SOLUTION 11: $\ \$ To integrate $\displaystyle{ \int { x \over \sqrt{x^4-16} } \ dx = \int { x \over \sqrt{(x^2)^2-16} } \ dx }$ begin with the ordinary u-substitution $$u = x ^{2}$$ so that $$du = 2x \ dx$$ Substitute into the original problem, replacing all forms of x, getting $$\displaystyle { \int \frac{x}{\sqrt{x^{4}-16}} \ dx = \int \frac{1/2}{\sqrt{u^{2}-16}} \ du }$$ Now use the trig substitution $$u = 4 \sec \theta$$ so that $$du = 4 \sec \theta \tan \theta \ d \theta$$ Substitute into the original problem, replacing all forms of u, getting $$= \displaystyle { \int \frac{1/2}{\sqrt{(4 \sec \theta )^{2}-16}} \ du }$$ $$= \displaystyle { \int \frac{1/2}{\sqrt{16 \sec^{2} \theta - 16}} \cdot 4 \sec \theta \tan \theta \ d \theta }$$ $$= \displaystyle { \int \frac{1/2}{\sqrt{16 ( \sec^{2} \theta - 1)}} \cdot 4 \sec \theta \tan \theta \ d \theta }$$ $$= \displaystyle { 2 \int \frac{\sec \theta \tan \theta}{\sqrt{16 \tan^{2} \theta}} \ d \theta }$$ $$= \displaystyle { 2 \int \frac{\sec \theta \tan \theta}{4 \tan \theta} \ d \theta }$$ $$= \displaystyle { \frac{1}{2} \int \sec \theta \ d \theta }$$ $$= \displaystyle { \frac{1}{2} (\ln \Big|\sec \theta + \tan \theta \Big| + C) }$$ $\Big($ We need to write our final answer in terms of $x$.

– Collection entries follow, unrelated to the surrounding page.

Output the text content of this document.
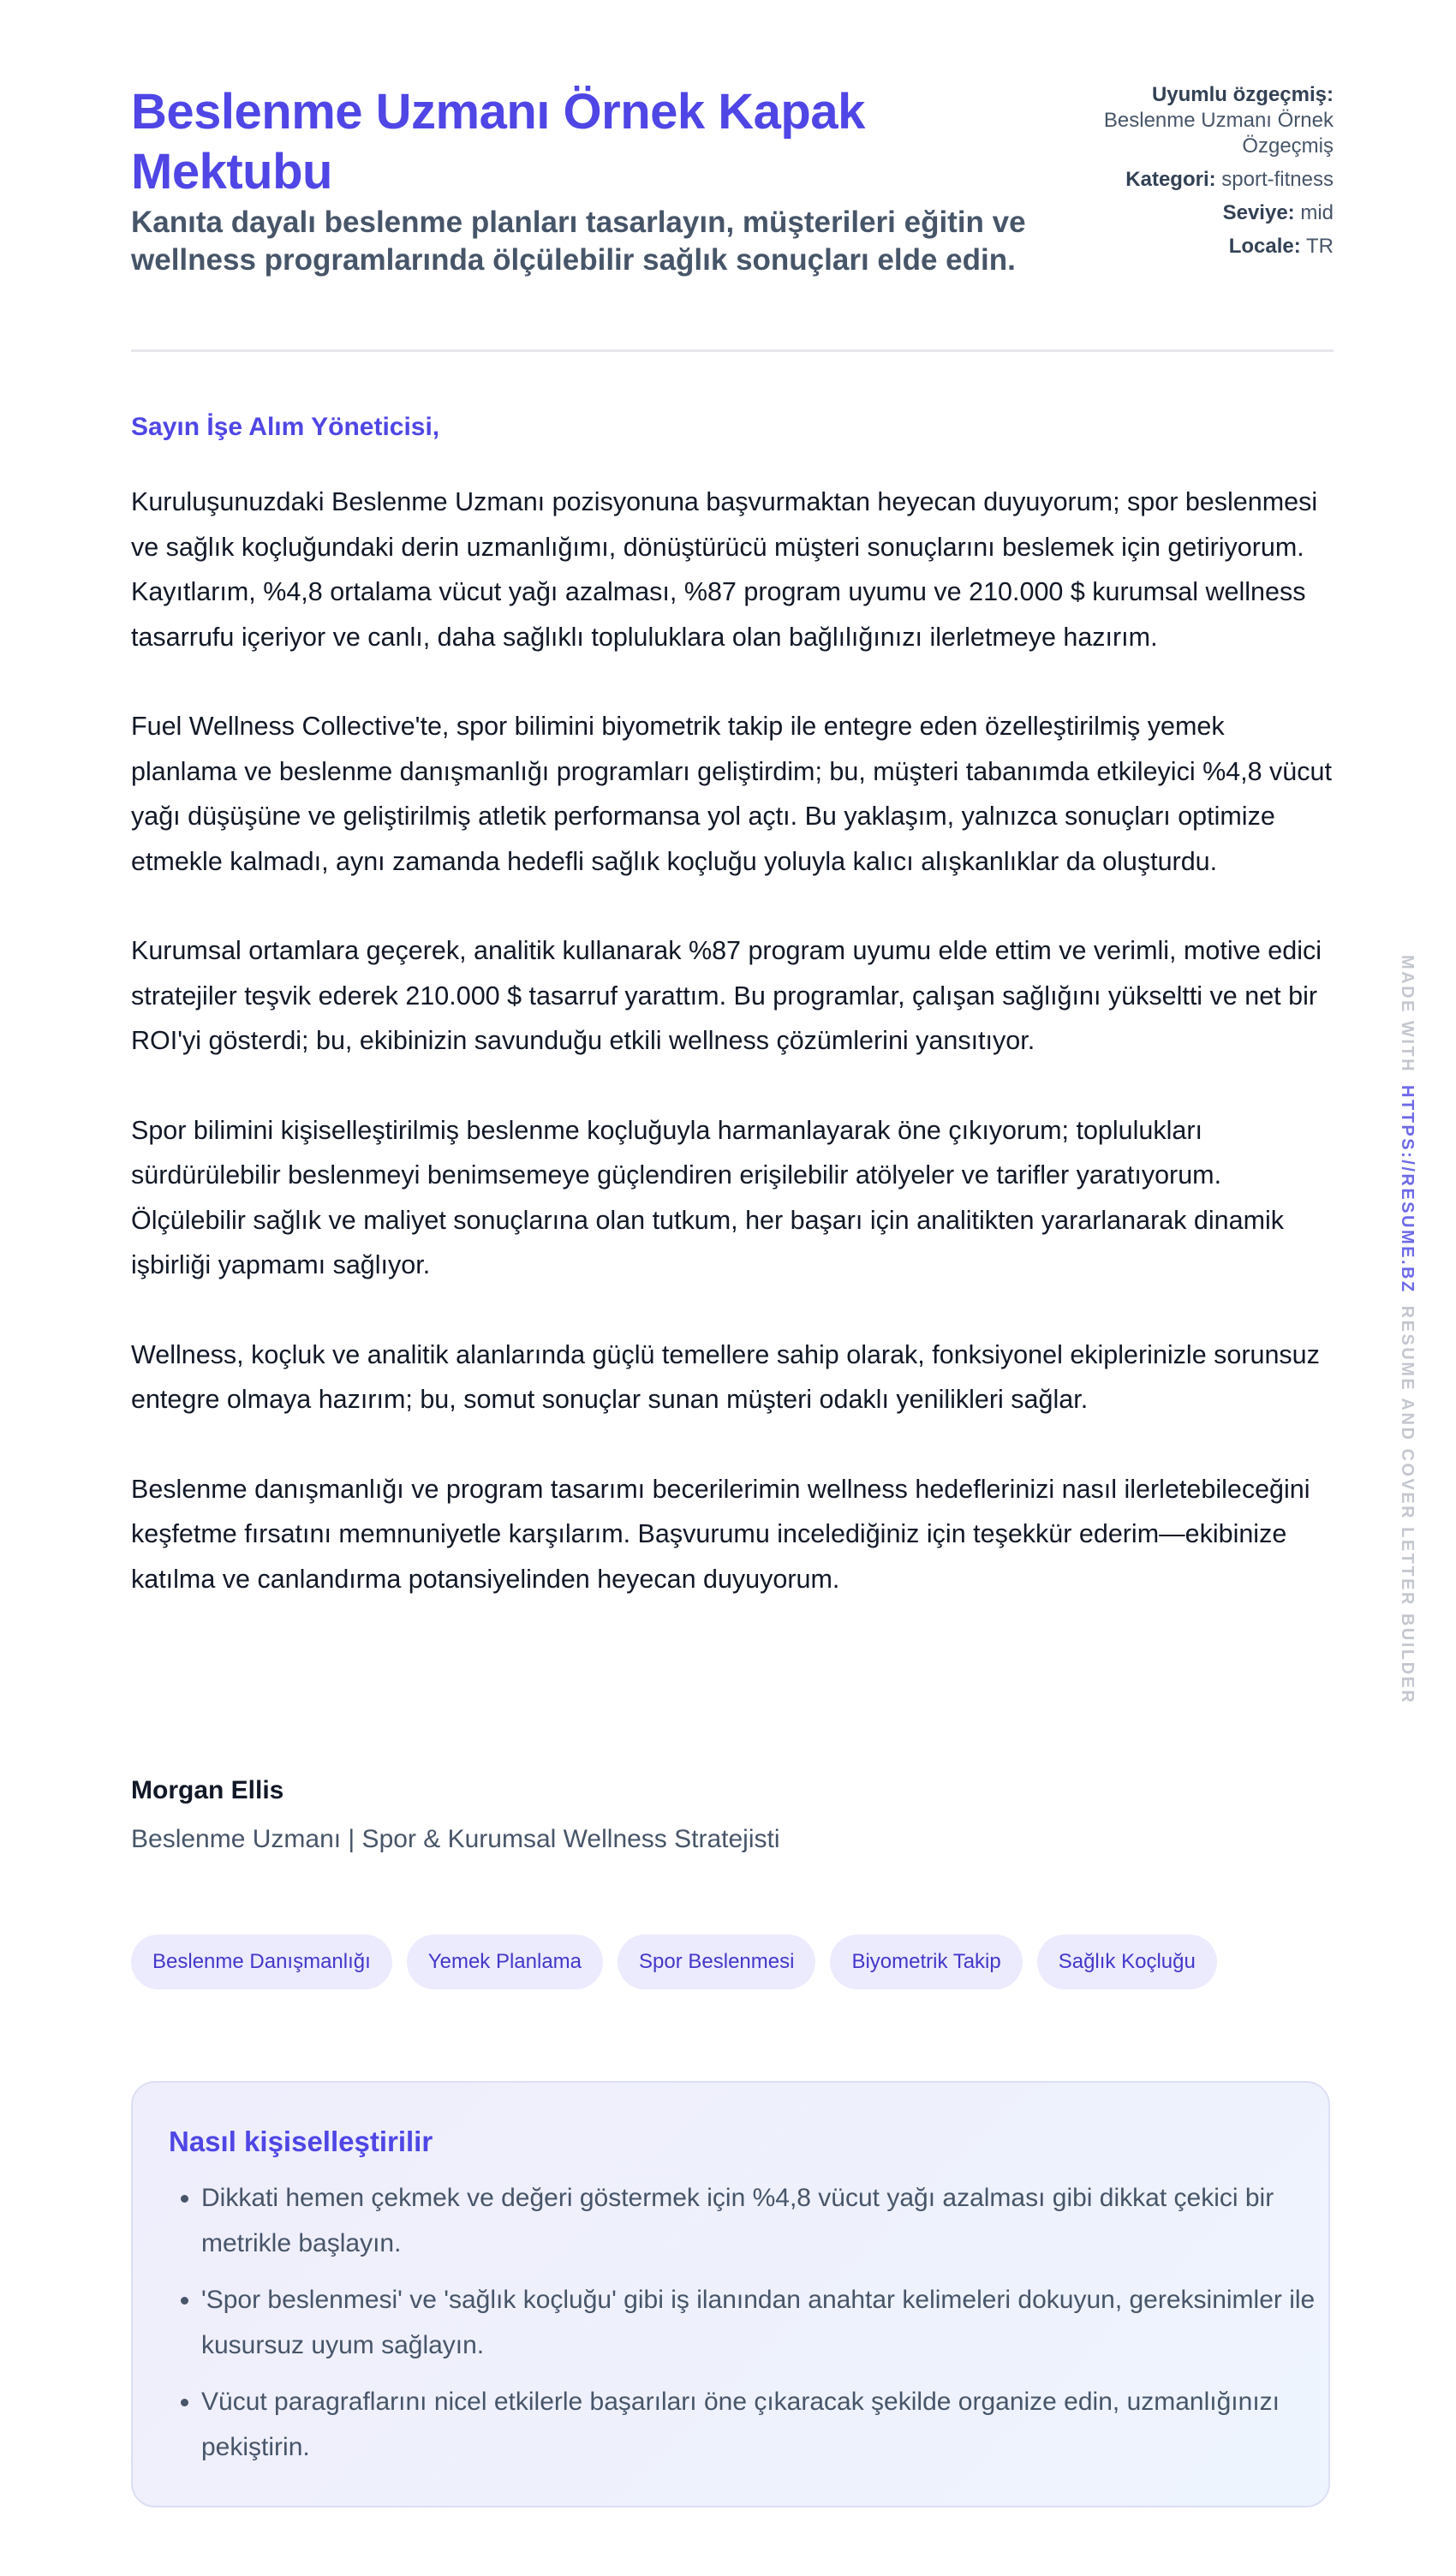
Beslenme Uzmanı Örnek Kapak Mektubu

Kanıta dayalı beslenme planları tasarlayın, müşterileri eğitin ve wellness programlarında ölçülebilir sağlık sonuçları elde edin.

Uyumlu özgeçmiş:
Beslenme Uzmanı Örnek Özgeçmiş
Kategori: sport-fitness
Seviye: mid
Locale: TR
Sayın İşe Alım Yöneticisi,

Kuruluşunuzdaki Beslenme Uzmanı pozisyonuna başvurmaktan heyecan duyuyorum; spor beslenmesi ve sağlık koçluğundaki derin uzmanlığımı, dönüştürücü müşteri sonuçlarını beslemek için getiriyorum. Kayıtlarım, %4,8 ortalama vücut yağı azalması, %87 program uyumu ve 210.000 $ kurumsal wellness tasarrufu içeriyor ve canlı, daha sağlıklı topluluklara olan bağlılığınızı ilerletmeye hazırım.

Fuel Wellness Collective'te, spor bilimini biyometrik takip ile entegre eden özelleştirilmiş yemek planlama ve beslenme danışmanlığı programları geliştirdim; bu, müşteri tabanımda etkileyici %4,8 vücut yağı düşüşüne ve geliştirilmiş atletik performansa yol açtı. Bu yaklaşım, yalnızca sonuçları optimize etmekle kalmadı, aynı zamanda hedefli sağlık koçluğu yoluyla kalıcı alışkanlıklar da oluşturdu.

Kurumsal ortamlara geçerek, analitik kullanarak %87 program uyumu elde ettim ve verimli, motive edici stratejiler teşvik ederek 210.000 $ tasarruf yarattım. Bu programlar, çalışan sağlığını yükseltti ve net bir ROI'yi gösterdi; bu, ekibinizin savunduğu etkili wellness çözümlerini yansıtıyor.

Spor bilimini kişiselleştirilmiş beslenme koçluğuyla harmanlayarak öne çıkıyorum; toplulukları sürdürülebilir beslenmeyi benimsemeye güçlendiren erişilebilir atölyeler ve tarifler yaratıyorum. Ölçülebilir sağlık ve maliyet sonuçlarına olan tutkum, her başarı için analitikten yararlanarak dinamik işbirliği yapmamı sağlıyor.

Wellness, koçluk ve analitik alanlarında güçlü temellere sahip olarak, fonksiyonel ekiplerinizle sorunsuz entegre olmaya hazırım; bu, somut sonuçlar sunan müşteri odaklı yenilikleri sağlar.

Beslenme danışmanlığı ve program tasarımı becerilerimin wellness hedeflerinizi nasıl ilerletebileceğini keşfetme fırsatını memnuniyetle karşılarım. Başvurumu incelediğiniz için teşekkür ederim—ekibinize katılma ve canlandırma potansiyelinden heyecan duyuyorum.

Morgan Ellis
Beslenme Uzmanı | Spor & Kurumsal Wellness Stratejisti
Beslenme Danışmanlığı	Yemek Planlama	Spor Beslenmesi	Biyometrik Takip	Sağlık Koçluğu
Nasıl kişiselleştirilir
• Dikkati hemen çekmek ve değeri göstermek için %4,8 vücut yağı azalması gibi dikkat çekici bir metrikle başlayın.
• 'Spor beslenmesi' ve 'sağlık koçluğu' gibi iş ilanından anahtar kelimeleri dokuyun, gereksinimler ile kusursuz uyum sağlayın.
• Vücut paragraflarını nicel etkilerle başarıları öne çıkaracak şekilde organize edin, uzmanlığınızı pekiştirin.
MADE WITHHTTPS://RESUME.BZRESUME AND COVER LETTER BUILDER
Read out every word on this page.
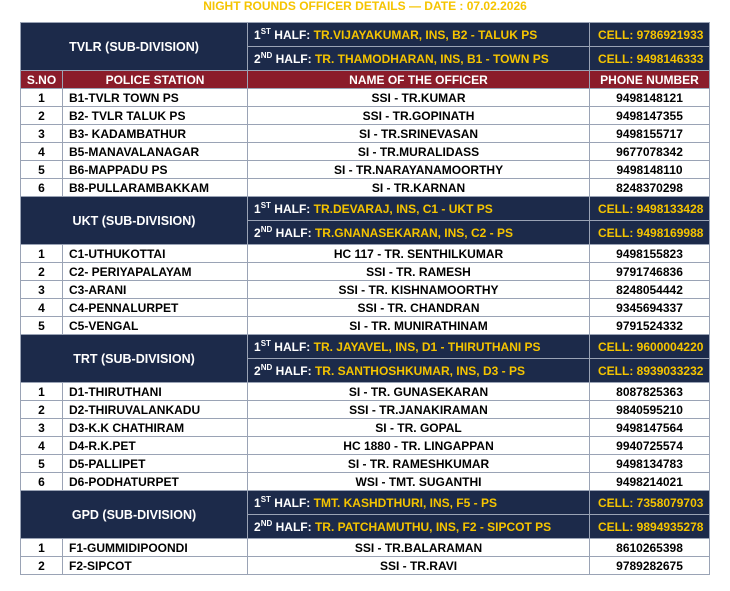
NIGHT ROUNDS OFFICER DETAILS — DATE : 07.02.2026
TVLR (SUB-DIVISION)		1ST HALF: TR.VIJAYAKUMAR, INS, B2 - TALUK PS	CELL: 9786921933
		2ND HALF: TR. THAMODHARAN, INS, B1 - TOWN PS	CELL: 9498146333
S.NO	POLICE STATION	NAME OF THE OFFICER	PHONE NUMBER
1	B1-TVLR TOWN PS	SSI - TR.KUMAR	9498148121
2	B2- TVLR TALUK PS	SSI - TR.GOPINATH	9498147355
3	B3- KADAMBATHUR	SI - TR.SRINEVASAN	9498155717
4	B5-MANAVALANAGAR	SI - TR.MURALIDASS	9677078342
5	B6-MAPPADU PS	SI - TR.NARAYANAMOORTHY	9498148110
6	B8-PULLARAMBAKKAM	SI - TR.KARNAN	8248370298
UKT (SUB-DIVISION)		1ST HALF: TR.DEVARAJ, INS, C1 - UKT PS	CELL: 9498133428
		2ND HALF: TR.GNANASEKARAN, INS, C2 - PS	CELL: 9498169988
1	C1-UTHUKOTTAI	HC 117 - TR. SENTHILKUMAR	9498155823
2	C2- PERIYAPALAYAM	SSI - TR. RAMESH	9791746836
3	C3-ARANI	SSI - TR. KISHNAMOORTHY	8248054442
4	C4-PENNALURPET	SSI - TR. CHANDRAN	9345694337
5	C5-VENGAL	SI - TR. MUNIRATHINAM	9791524332
TRT (SUB-DIVISION)		1ST HALF: TR. JAYAVEL, INS, D1 - THIRUTHANI PS	CELL: 9600004220
		2ND HALF: TR. SANTHOSHKUMAR, INS, D3 - PS	CELL: 8939033232
1	D1-THIRUTHANI	SI - TR. GUNASEKARAN	8087825363
2	D2-THIRUVALANKADU	SSI - TR.JANAKIRAMAN	9840595210
3	D3-K.K CHATHIRAM	SI - TR. GOPAL	9498147564
4	D4-R.K.PET	HC 1880 - TR. LINGAPPAN	9940725574
5	D5-PALLIPET	SI - TR. RAMESHKUMAR	9498134783
6	D6-PODHATURPET	WSI - TMT. SUGANTHI	9498214021
GPD (SUB-DIVISION)		1ST HALF: TMT. KASHDTHURI, INS, F5 - PS	CELL: 7358079703
		2ND HALF: TR. PATCHAMUTHU, INS, F2 - SIPCOT PS	CELL: 9894935278
1	F1-GUMMIDIPOONDI	SSI - TR.BALARAMAN	8610265398
2	F2-SIPCOT	SSI - TR.RAVI	9789282675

Since $u = 4 \sec \theta$ it follows that $$\sec \theta = \displaystyle{ u \over 4 } = \displaystyle{ hypotenuse \over adjacent }$$ and from the Pythagorean Theorem that $$\displaystyle (adjacent)^2 + (opposite)^2 = (hypotenuse)^2 \ \ \longrightarrow$$ $$(4)^2 + (opposite)^2 = (u)^2 \ \ \longrightarrow \ \ \ opposite = \sqrt{u^2-16} \ \ \longrightarrow$$ $$\tan \theta = \displaystyle{ opposite \over adjacent }= \displaystyle{ \sqrt{u^2-16} \over 4 } . \Big)$$ $$= \displaystyle { \frac{1}{2} (\ln \Big|{ u \over 4 } + { \sqrt{u^2-16} \over 4 }\Big| + C) }$$ (Now use the fact that $u=x^2$.) $$= \displaystyle { \frac{1}{2} (\ln \Big|\frac{x^{2}}{4} + \frac{\sqrt{x^{4}-16}}{4} \Big| + C) }$$